Why is everybody forcing me to upload to the web the very files I want to keep private to myself? If any code in the universe should run locally, it's this kind of code.
That the frontend is hosted on someone else's server is a convenience, but I see your point and agree. Technically nothing is uploaded anywhere, nor does it call any APIs to do the de/encryption. Instead, it uses the cryptography mechanisms built into your browser. Local file access and creation are via FileSystem api[0]. Said differently, you could save the page to your desktop—ensure all the includes are to local files, and still run it. In fact, thats's what I did with Portable Secret[1] which others noted was previously posted here. I can confirm this works and nothing "calls home".

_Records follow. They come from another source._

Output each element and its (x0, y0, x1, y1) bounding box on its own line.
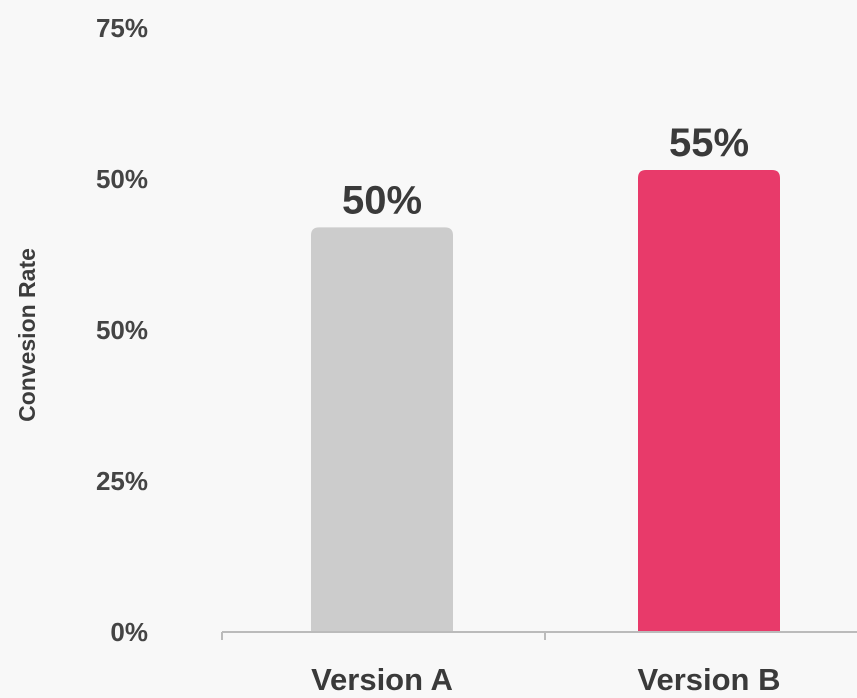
y-tick-label: 75% (96, 13, 148, 43)
y-tick-label: 0% (110, 617, 148, 647)
x-axis-labels: Version A Version B (311, 662, 780, 697)
x-tick-label: Version B (638, 662, 781, 697)
data-labels: 50% 55% (342, 121, 749, 222)
y-tick-label: 25% (96, 466, 148, 496)
y-tick-label: 50% (96, 164, 148, 194)
y-axis-label: Convesion Rate (14, 248, 40, 422)
y-tick-label: 50% (96, 315, 148, 345)
x-axis-ticks (221, 632, 546, 640)
bar-version-a (311, 227, 453, 632)
data-label: 55% (669, 121, 749, 165)
bars (311, 169, 780, 632)
data-label: 50% (342, 178, 422, 222)
x-tick-label: Version A (311, 662, 453, 697)
bar-version-b (638, 169, 780, 632)
y-axis-ticks: 0% 25% 50% 50% 75% (96, 13, 148, 647)
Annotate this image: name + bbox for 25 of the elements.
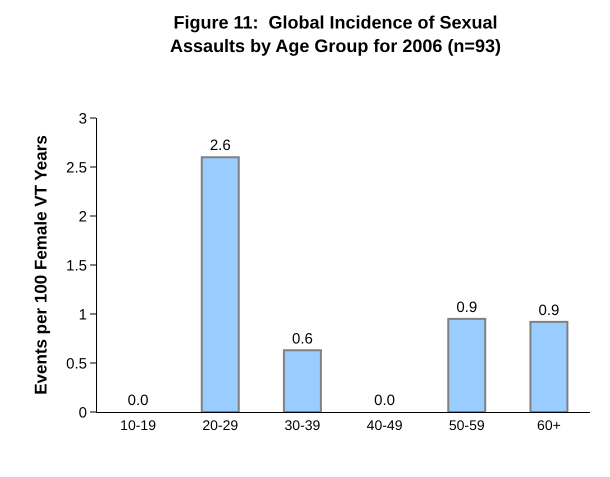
bar (529, 320, 568, 412)
x-tick-label: 20-29 (202, 416, 238, 433)
y-tick-label: 2 (78, 208, 87, 226)
data-label: 2.6 (210, 137, 231, 154)
data-label: 0.0 (374, 392, 396, 409)
x-tick-label: 30-39 (284, 416, 321, 433)
y-tick-label: 0.5 (66, 355, 87, 372)
bar (200, 156, 240, 412)
x-tick-label: 10-19 (120, 416, 156, 433)
y-tick-label: 1 (78, 306, 87, 324)
x-tick-label: 60+ (537, 416, 561, 433)
y-tick-label: 2.5 (66, 159, 87, 176)
bar (447, 318, 486, 412)
x-tick-label: 50-59 (448, 416, 485, 433)
data-label: 0.9 (456, 298, 478, 316)
chart-title: Figure 11: Global Incidence of Sexual Assaults by Age Group for 2006 (n=93) (170, 12, 501, 56)
y-tick-label: 3 (78, 110, 87, 128)
data-label: 0.9 (538, 302, 560, 319)
y-tick-label: 1.5 (66, 257, 87, 274)
y-axis-title: Events per 100 Female VT Years (32, 135, 51, 395)
x-tick-label: 40-49 (366, 416, 403, 433)
bar (282, 349, 322, 412)
data-label: 0.6 (292, 330, 313, 348)
data-label: 0.0 (128, 392, 149, 409)
y-tick-label: 0 (78, 404, 87, 422)
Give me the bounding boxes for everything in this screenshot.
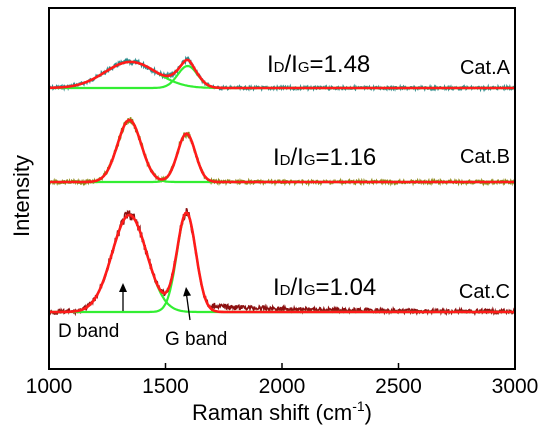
y-axis-title: Intensity (9, 155, 34, 237)
annotations-layer: ID/IG=1.48 Cat.A ID/IG=1.16 Cat.B ID/IG=1.04… (58, 51, 511, 350)
annotation-arrowhead-1 (119, 283, 127, 292)
series-label-1: Cat.A (460, 57, 511, 79)
annotation-g-band: G band (165, 329, 227, 350)
series-label-3: Cat.C (459, 281, 510, 303)
x-tick-label-1500: 1500 (142, 375, 189, 398)
fit-curve-3 (49, 211, 515, 314)
x-tick-label-2000: 2000 (259, 375, 306, 398)
series-label-2: Cat.B (460, 146, 510, 168)
x-tick-label-3000: 3000 (492, 375, 539, 398)
fit-curve-2 (49, 118, 515, 184)
fit-curve-1 (49, 58, 515, 90)
x-tick-label-1000: 1000 (26, 375, 73, 398)
ratio-label-1: ID/IG=1.48 (267, 51, 370, 78)
annotation-d-band: D band (58, 321, 119, 342)
raw-spectrum-cat-b (48, 117, 516, 187)
x-tick-label-2500: 2500 (375, 375, 422, 398)
curves-layer (48, 55, 516, 317)
x-axis-title: Raman shift (cm-1) (192, 398, 372, 425)
x-axis-ticks: 1000 1500 2000 2500 3000 (26, 363, 539, 398)
ratio-label-3: ID/IG=1.04 (273, 274, 376, 301)
annotation-arrowhead-2 (183, 287, 192, 297)
d-band-component-2 (49, 118, 515, 184)
ratio-label-2: ID/IG=1.16 (273, 144, 376, 171)
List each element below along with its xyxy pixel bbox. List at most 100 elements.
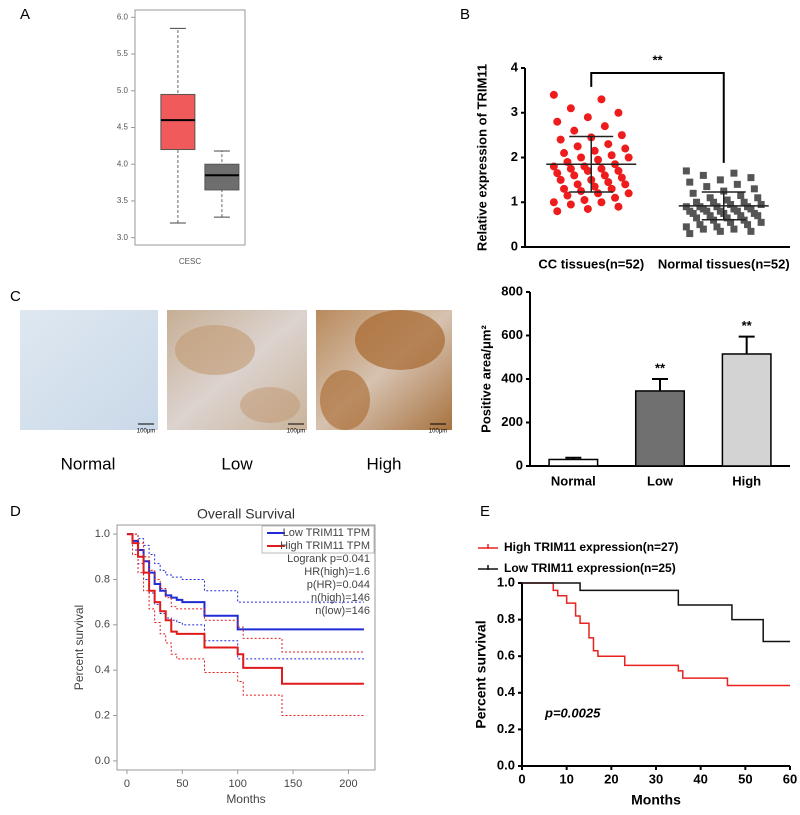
y-tick-label: 0 — [511, 238, 518, 253]
y-tick-label: 1 — [511, 194, 518, 209]
point — [693, 214, 701, 222]
point — [744, 221, 752, 229]
point — [590, 146, 599, 155]
point — [699, 225, 707, 233]
legend-label: High TRIM11 TPM — [280, 540, 370, 552]
box — [204, 163, 240, 191]
point — [604, 178, 613, 187]
point — [716, 176, 724, 184]
image-normal — [20, 310, 158, 430]
y-tick-label: 0.8 — [95, 573, 110, 585]
y-tick-label: 0.2 — [95, 709, 110, 721]
y-tick-label: 1.0 — [497, 574, 515, 589]
scale-label: 100μm — [137, 429, 155, 435]
confidence-bound — [126, 533, 364, 660]
legend-stat: n(high)=146 — [311, 592, 370, 604]
x-axis-label: Months — [631, 792, 681, 808]
point — [594, 155, 603, 164]
point — [577, 153, 586, 162]
point — [583, 166, 592, 175]
y-tick-label: 0.8 — [497, 611, 515, 626]
point — [723, 196, 731, 204]
point — [730, 169, 738, 177]
point — [583, 113, 592, 122]
x-axis-label: Months — [226, 792, 265, 806]
point — [617, 131, 626, 140]
plot-frame — [116, 524, 376, 771]
point — [750, 185, 758, 193]
point — [590, 182, 599, 191]
x-tick-label: Low — [647, 473, 674, 488]
point — [737, 192, 745, 200]
point — [723, 214, 731, 222]
y-tick-label: 5.0 — [117, 86, 129, 95]
y-tick-label: 0.0 — [95, 755, 110, 767]
point — [703, 207, 711, 215]
legend-label: High TRIM11 expression(n=27) — [504, 540, 678, 554]
bar — [548, 458, 599, 467]
point — [583, 204, 592, 213]
point — [706, 194, 714, 202]
survival-curve — [522, 582, 790, 643]
y-tick-label: 2 — [511, 149, 518, 164]
image-label: Low — [221, 454, 253, 473]
y-tick-label: 3.0 — [117, 233, 129, 242]
panel-label: D — [10, 503, 21, 520]
point — [703, 183, 711, 191]
point — [553, 207, 562, 216]
x-axis-label: CESC — [179, 257, 201, 266]
legend-stat: Logrank p=0.041 — [287, 553, 370, 565]
point — [566, 200, 575, 209]
point — [556, 175, 565, 184]
point — [597, 198, 606, 207]
stain — [240, 387, 300, 423]
image-label: Normal — [61, 454, 116, 473]
x-tick-label: CC tissues(n=52) — [538, 256, 644, 271]
point — [597, 164, 606, 173]
annotation: p=0.0025 — [544, 705, 601, 720]
y-tick-label: 400 — [501, 370, 523, 385]
chart-title: Overall Survival — [197, 506, 295, 522]
point — [560, 184, 569, 193]
point — [549, 90, 558, 99]
point — [757, 200, 765, 208]
point — [727, 218, 735, 226]
point — [747, 174, 755, 182]
y-tick-label: 5.5 — [117, 49, 129, 58]
y-tick-label: 1.0 — [95, 528, 110, 540]
point — [560, 149, 569, 158]
point — [682, 167, 690, 175]
point — [747, 205, 755, 213]
scale-label: 100μm — [287, 429, 305, 435]
significance: ** — [655, 360, 666, 375]
x-tick-label: 40 — [693, 771, 707, 786]
point — [682, 203, 690, 211]
point — [716, 227, 724, 235]
y-tick-label: 800 — [501, 283, 523, 298]
point — [621, 180, 630, 189]
point — [733, 180, 741, 188]
y-tick-label: 4.0 — [117, 159, 129, 168]
legend-stat: n(low)=146 — [315, 605, 370, 617]
x-tick-label: 50 — [176, 778, 188, 790]
point — [754, 194, 762, 202]
x-tick-label: 200 — [339, 778, 357, 790]
y-tick-label: 0.6 — [95, 619, 110, 631]
point — [553, 169, 562, 178]
point — [621, 144, 630, 153]
point — [720, 187, 728, 195]
point — [696, 221, 704, 229]
point — [699, 171, 707, 179]
stain — [175, 325, 255, 375]
y-tick-label: 4 — [511, 59, 519, 74]
point — [607, 184, 616, 193]
point — [733, 207, 741, 215]
point — [597, 95, 606, 104]
x-tick-label: 100 — [229, 778, 247, 790]
y-axis-label: Positive area/μm² — [478, 324, 493, 432]
point — [614, 166, 623, 175]
y-tick-label: 0.4 — [497, 684, 516, 699]
box — [160, 93, 196, 151]
point — [730, 225, 738, 233]
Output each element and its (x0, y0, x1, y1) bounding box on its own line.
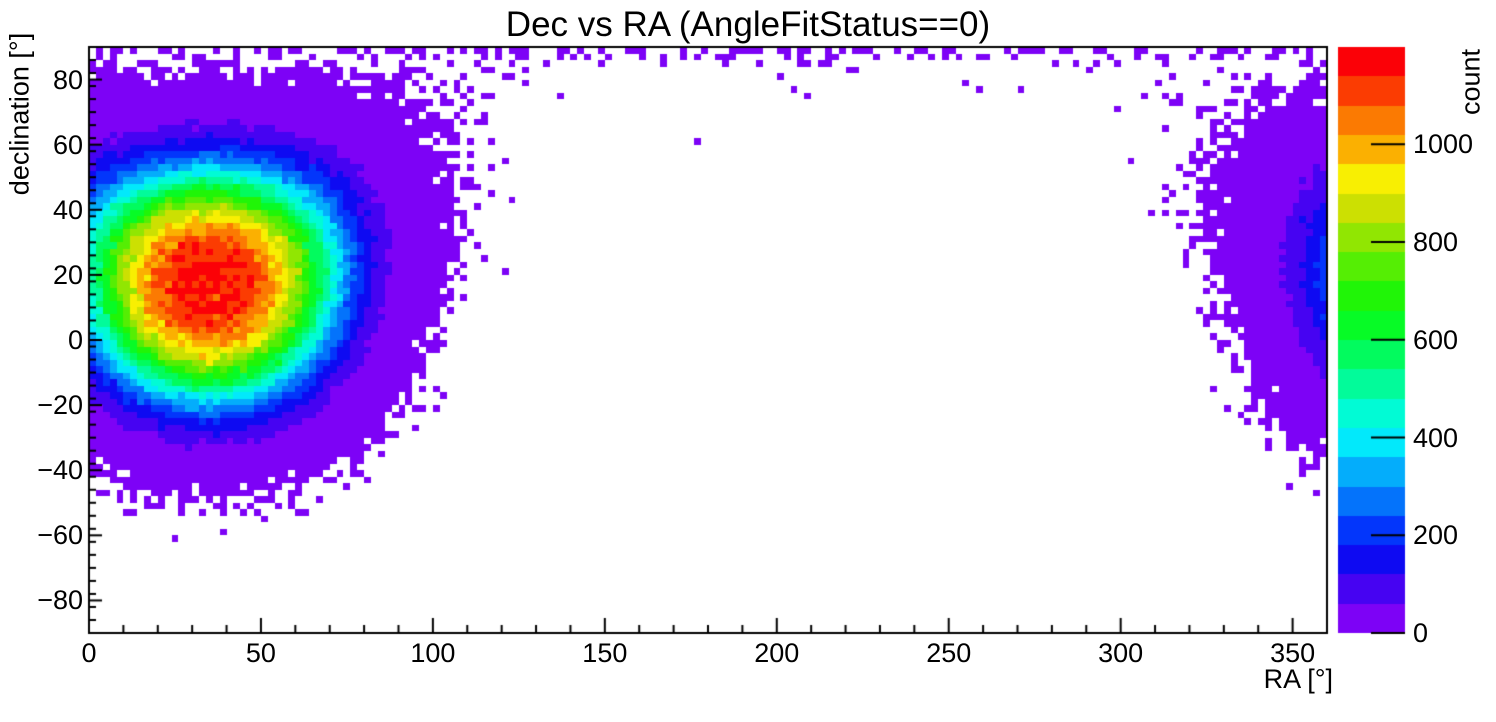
x-axis-title: RA [°] (1263, 664, 1333, 694)
x-tick-label-350: 350 (1270, 638, 1316, 668)
y-tick-label-60: 60 (52, 129, 83, 160)
x-tick-label-300: 300 (1098, 638, 1144, 668)
y-axis-title: declination [°] (4, 32, 35, 196)
x-tick-label-0: 0 (81, 638, 97, 668)
z-tick-label-1000: 1000 (1413, 129, 1474, 160)
z-tick-label-600: 600 (1413, 324, 1459, 355)
y-tick-label-−80: −80 (37, 585, 83, 616)
x-tick-label-50: 50 (245, 638, 276, 668)
y-tick-label-40: 40 (52, 194, 83, 225)
y-tick-label-−40: −40 (37, 455, 83, 486)
x-tick-label-100: 100 (410, 638, 456, 668)
y-tick-label-0: 0 (67, 325, 83, 355)
z-tick-label-200: 200 (1413, 520, 1459, 551)
y-tick-label-−20: −20 (37, 390, 83, 421)
z-tick-label-400: 400 (1413, 422, 1459, 453)
y-tick-label-−60: −60 (37, 520, 83, 551)
x-tick-label-150: 150 (582, 638, 628, 668)
x-tick-label-250: 250 (926, 638, 972, 668)
z-tick-label-800: 800 (1413, 227, 1459, 257)
y-tick-label-80: 80 (52, 64, 83, 95)
x-tick-label-200: 200 (754, 638, 800, 668)
y-tick-label-20: 20 (52, 259, 83, 290)
plot-title: Dec vs RA (AngleFitStatus==0) (505, 5, 991, 44)
z-axis-title: count (1455, 48, 1486, 116)
z-tick-label-0: 0 (1413, 618, 1429, 648)
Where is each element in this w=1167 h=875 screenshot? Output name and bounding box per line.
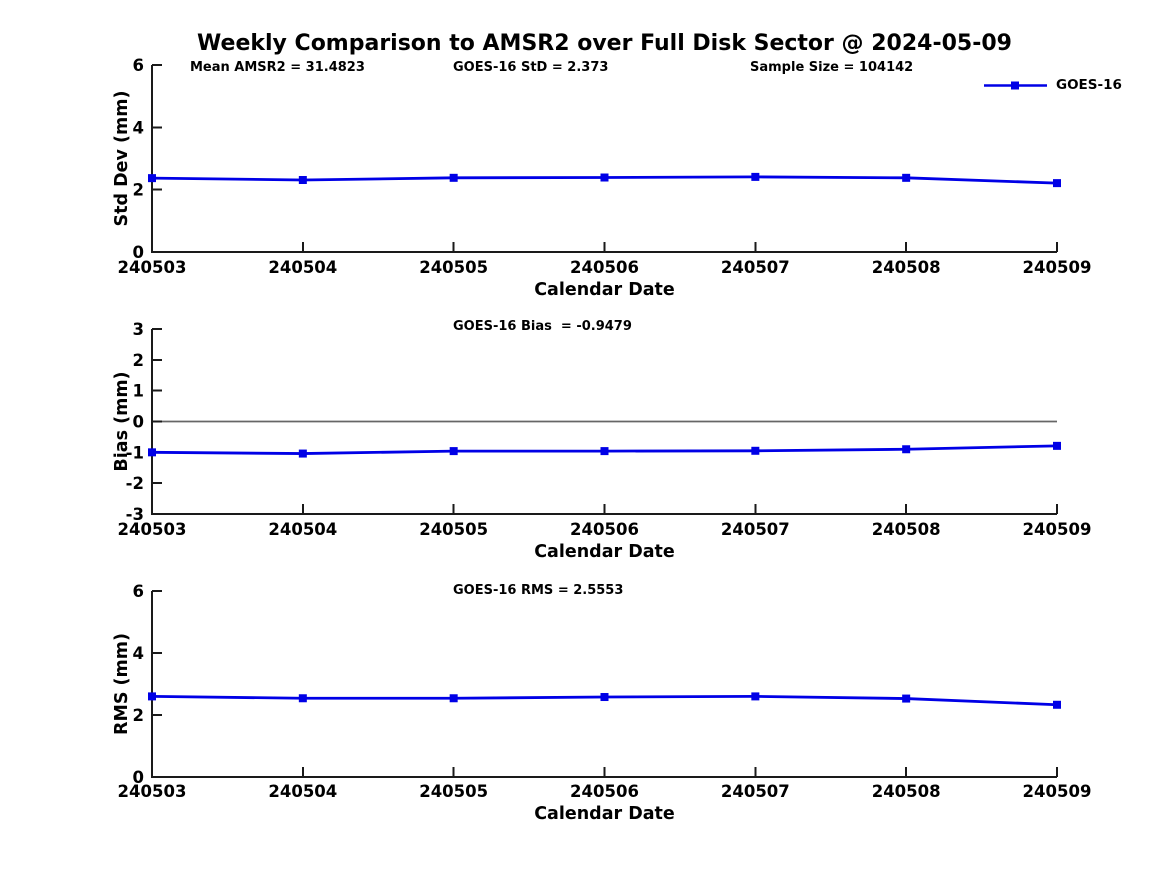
x-tick-label: 240506 [570,520,639,539]
bias-data-point-marker [298,449,307,458]
x-axis-label: Calendar Date [534,280,675,300]
y-axis-label: Std Dev (mm) [112,91,132,227]
axes-spines [151,65,1057,253]
y-tick-label: 3 [133,320,144,339]
rms-data-point-marker [1053,700,1061,709]
y-axis-label: RMS (mm) [112,633,132,735]
y-tick-label: 2 [133,351,144,370]
x-tick-label: 240509 [1023,520,1092,539]
std-dev-data-point-marker [1053,179,1061,188]
x-tick-label: 240507 [721,520,790,539]
axes-spines [151,591,1057,778]
rms-data-point-marker [148,692,156,701]
x-tick-label: 240508 [872,782,941,801]
y-tick-label: -2 [126,474,144,493]
std-dev-data-point-marker [449,173,458,182]
bias-data-point-marker [751,446,760,455]
y-tick-label: -1 [126,443,144,462]
bias-data-point-marker [148,448,156,457]
x-tick-label: 240505 [419,520,488,539]
std-dev-data-point-marker [751,172,760,181]
x-tick-label: 240503 [118,782,187,801]
stat-annotation: Mean AMSR2 = 31.4823 [190,60,365,75]
legend-marker-sample [984,81,1047,89]
y-axis-label: Bias (mm) [112,371,132,471]
x-axis-label: Calendar Date [534,804,675,824]
rms-data-point-marker [902,694,911,703]
std-dev-data-point-marker [298,176,307,185]
bias-subplot: -3 -2 -1 0 1 2 3 240503 240504 240505 240506 240507… [112,319,1091,562]
x-tick-label: 240506 [570,258,639,277]
y-tick-label: 6 [133,582,144,601]
y-tick-label: 1 [133,382,144,401]
y-tick-label: 6 [133,56,144,75]
rms-data-point-marker [751,692,760,701]
x-tick-label: 240509 [1023,782,1092,801]
x-tick-label: 240504 [268,520,337,539]
x-tick-label: 240508 [872,258,941,277]
bias-data-point-marker [902,445,911,454]
legend: GOES-16 [983,77,1122,93]
y-tick-label: 0 [133,413,144,432]
x-tick-label: 240507 [721,782,790,801]
stat-annotation: GOES-16 RMS = 2.5553 [453,583,623,598]
y-tick-label: 4 [133,118,144,137]
stat-annotation: Sample Size = 104142 [750,60,913,75]
x-tick-label: 240509 [1023,258,1092,277]
std-dev-data-point-marker [148,174,156,183]
std-dev-data-point-marker [600,173,609,182]
x-tick-label: 240504 [268,258,337,277]
y-tick-label: 2 [133,706,144,725]
y-tick-label: 2 [133,181,144,200]
y-tick-label: 0 [133,768,144,787]
bias-data-point-marker [449,447,458,456]
rms-subplot: 0 2 4 6 240503 240504 240505 240506 240507 240508… [112,582,1091,824]
x-tick-label: 240507 [721,258,790,277]
y-tick-label: 0 [133,243,144,262]
bias-data-point-marker [600,447,609,456]
x-tick-label: 240505 [419,258,488,277]
legend-label: GOES-16 [1056,77,1122,93]
rms-data-point-marker [449,694,458,703]
std-dev-data-point-marker [902,173,911,182]
figure-title: Weekly Comparison to AMSR2 over Full Dis… [197,31,1012,56]
legend-square-marker-icon [1011,81,1019,89]
y-tick-label: 4 [133,644,144,663]
x-axis-label: Calendar Date [534,542,675,562]
x-tick-label: 240508 [872,520,941,539]
x-tick-label: 240504 [268,782,337,801]
x-tick-label: 240503 [118,520,187,539]
std-dev-subplot: 0 2 4 6 240503 240504 240505 240506 240507 240508… [112,56,1091,300]
stat-annotation: GOES-16 StD = 2.373 [453,60,608,75]
rms-data-point-marker [298,694,307,703]
x-tick-label: 240506 [570,782,639,801]
rms-data-point-marker [600,693,609,702]
x-tick-label: 240505 [419,782,488,801]
bias-data-point-marker [1053,441,1061,450]
y-tick-label: -3 [126,505,144,524]
x-tick-label: 240503 [118,258,187,277]
stat-annotation: GOES-16 Bias = -0.9479 [453,319,632,334]
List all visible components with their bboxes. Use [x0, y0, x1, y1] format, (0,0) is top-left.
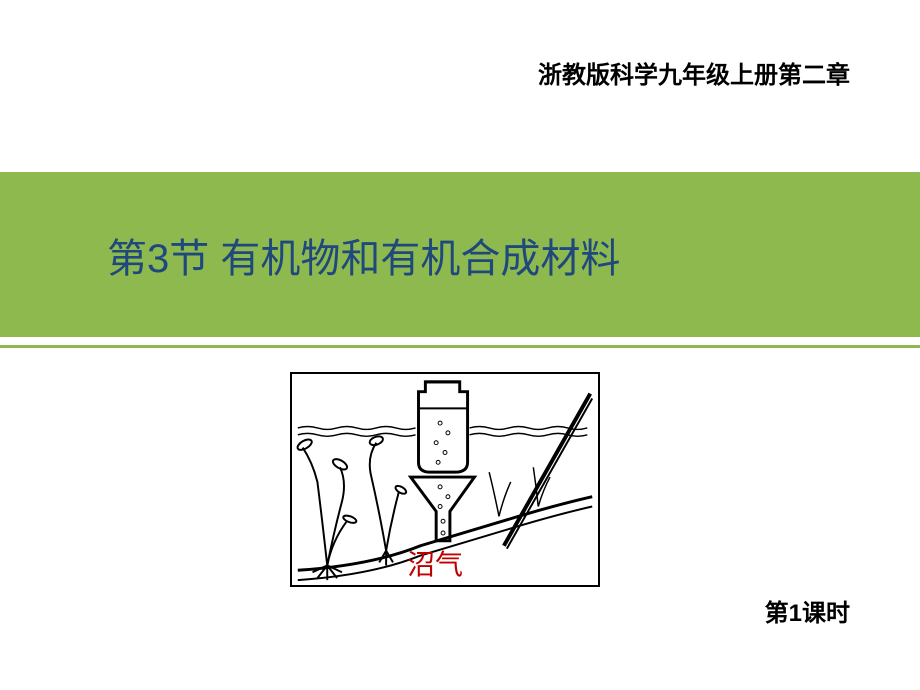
- diagram-label: 沼气: [407, 543, 463, 583]
- banner-underline: [0, 345, 920, 348]
- main-title: 第3节 有机物和有机合成材料: [107, 226, 620, 284]
- lesson-number: 第1课时: [765, 593, 850, 628]
- header-subtitle: 浙教版科学九年级上册第二章: [538, 55, 850, 90]
- title-banner: 第3节 有机物和有机合成材料: [0, 172, 920, 337]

> Why is everybody forcing me to upload to the web the very files I want to keep private to myself?
This isn't the use-case I had in mind.
My personal one: I want to build a small utility web app for a very specific task, and it would be used by me and by some of my friends (less than 10 users total). The entire thing can easily be front-end code, which is nice, because I can just host it on Netlify and not bother with hosting, managing it, etc., thus making the complexity of it all much lower.
But there is one catch - the web app uses an external API, and, along with it, the API access key. This puts a big stop sign for making it front-end only. And I don't want to up the level of complexity by managing the back-end just for the API access key retrieval (for a webapp used by less than 10 people). Exposing the API key in the front-end code on a publicly accessible website is one of the worst ideas I can think of.
I haven't done the evaluation on how well the solution in the OP would serve my specific purpose, but it looks promising.
I don't get it.
Great UI, though. But I still don't get it.